Native nations are not against development, they just want it on their own terms.

Many native groups like the Nisga¹a, the Gitksan-Wet¹suwet¹en, the Nuu-chah-nulth, and the Kluskus have put forth well researched and documented plans for long-term resource development. They seek to pursue that development in partnership with the non-native community.

Every approach to development arises from attitudes and feelings for the land. For traditional native people land is not seen primarily as an economic commodity - either to reap its resources or as a medium of exchange - as in "market economies." Rather, land is a "sacred trust."

As the Cherokee anthropologist R.K. Thomas explains,

the land is alive and is filled with supernatural meaning. It is integrated in your own life. One is an integral part of that world out there. And it is personal and particular. Those items out there, that tree, isn't just a potential post for the old time Indian. That tree is God's creation, the same as you. It has a right to be growing there and to be treated with respect.
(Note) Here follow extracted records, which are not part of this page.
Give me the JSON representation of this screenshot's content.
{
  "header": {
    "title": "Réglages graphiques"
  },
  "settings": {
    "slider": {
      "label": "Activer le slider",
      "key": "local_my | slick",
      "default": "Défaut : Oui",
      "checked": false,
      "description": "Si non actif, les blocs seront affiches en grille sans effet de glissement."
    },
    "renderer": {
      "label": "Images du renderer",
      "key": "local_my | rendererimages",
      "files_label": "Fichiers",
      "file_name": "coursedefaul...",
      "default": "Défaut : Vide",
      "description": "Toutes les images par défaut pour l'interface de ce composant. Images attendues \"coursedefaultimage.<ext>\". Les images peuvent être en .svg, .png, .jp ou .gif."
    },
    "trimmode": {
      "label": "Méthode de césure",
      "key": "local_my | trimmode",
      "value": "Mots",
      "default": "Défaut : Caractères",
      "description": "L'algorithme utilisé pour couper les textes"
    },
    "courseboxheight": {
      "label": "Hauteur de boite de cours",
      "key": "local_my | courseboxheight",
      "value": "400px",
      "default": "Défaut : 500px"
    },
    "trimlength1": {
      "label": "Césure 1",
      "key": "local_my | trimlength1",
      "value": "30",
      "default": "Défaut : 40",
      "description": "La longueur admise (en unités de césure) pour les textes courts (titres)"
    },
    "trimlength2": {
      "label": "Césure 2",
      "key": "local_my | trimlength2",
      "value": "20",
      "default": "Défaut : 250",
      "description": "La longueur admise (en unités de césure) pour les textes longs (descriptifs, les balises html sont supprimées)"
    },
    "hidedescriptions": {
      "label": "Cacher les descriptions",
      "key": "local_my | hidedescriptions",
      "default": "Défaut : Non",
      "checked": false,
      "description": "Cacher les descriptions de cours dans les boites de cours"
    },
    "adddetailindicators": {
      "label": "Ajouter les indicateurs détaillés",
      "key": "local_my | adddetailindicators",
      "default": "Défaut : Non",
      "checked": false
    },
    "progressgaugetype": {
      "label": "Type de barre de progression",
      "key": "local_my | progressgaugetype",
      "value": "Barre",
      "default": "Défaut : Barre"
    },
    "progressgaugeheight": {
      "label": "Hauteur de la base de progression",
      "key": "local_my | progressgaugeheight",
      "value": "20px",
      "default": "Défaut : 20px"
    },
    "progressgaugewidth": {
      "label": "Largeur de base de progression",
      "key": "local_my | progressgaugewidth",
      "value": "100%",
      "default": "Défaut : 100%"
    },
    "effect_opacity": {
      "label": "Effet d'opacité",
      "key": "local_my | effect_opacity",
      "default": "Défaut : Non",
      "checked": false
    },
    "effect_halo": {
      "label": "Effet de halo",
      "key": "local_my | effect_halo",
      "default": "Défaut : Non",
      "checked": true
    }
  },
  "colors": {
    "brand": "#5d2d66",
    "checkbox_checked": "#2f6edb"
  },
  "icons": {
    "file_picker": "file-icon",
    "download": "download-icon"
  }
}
Even if you chop it down for wood and take its life you know that it isn't just an object.

That fundamental attitude lies at the heart of many native groups' "environmental concern" for the land and has spawned specific claims, such as the Haida's sea claim and the concern of the Kluskus about resource extraction from the Chilcotin.

However, to assume that native concern for the environment identically mirrors that of some environmental organizations would be a mistake. Most native nations are not strictly preservationists. Development is allowed and even fostered, providing such development involves working with the land in respect, ensuring that it will continue to sustain and nourish generation after generation.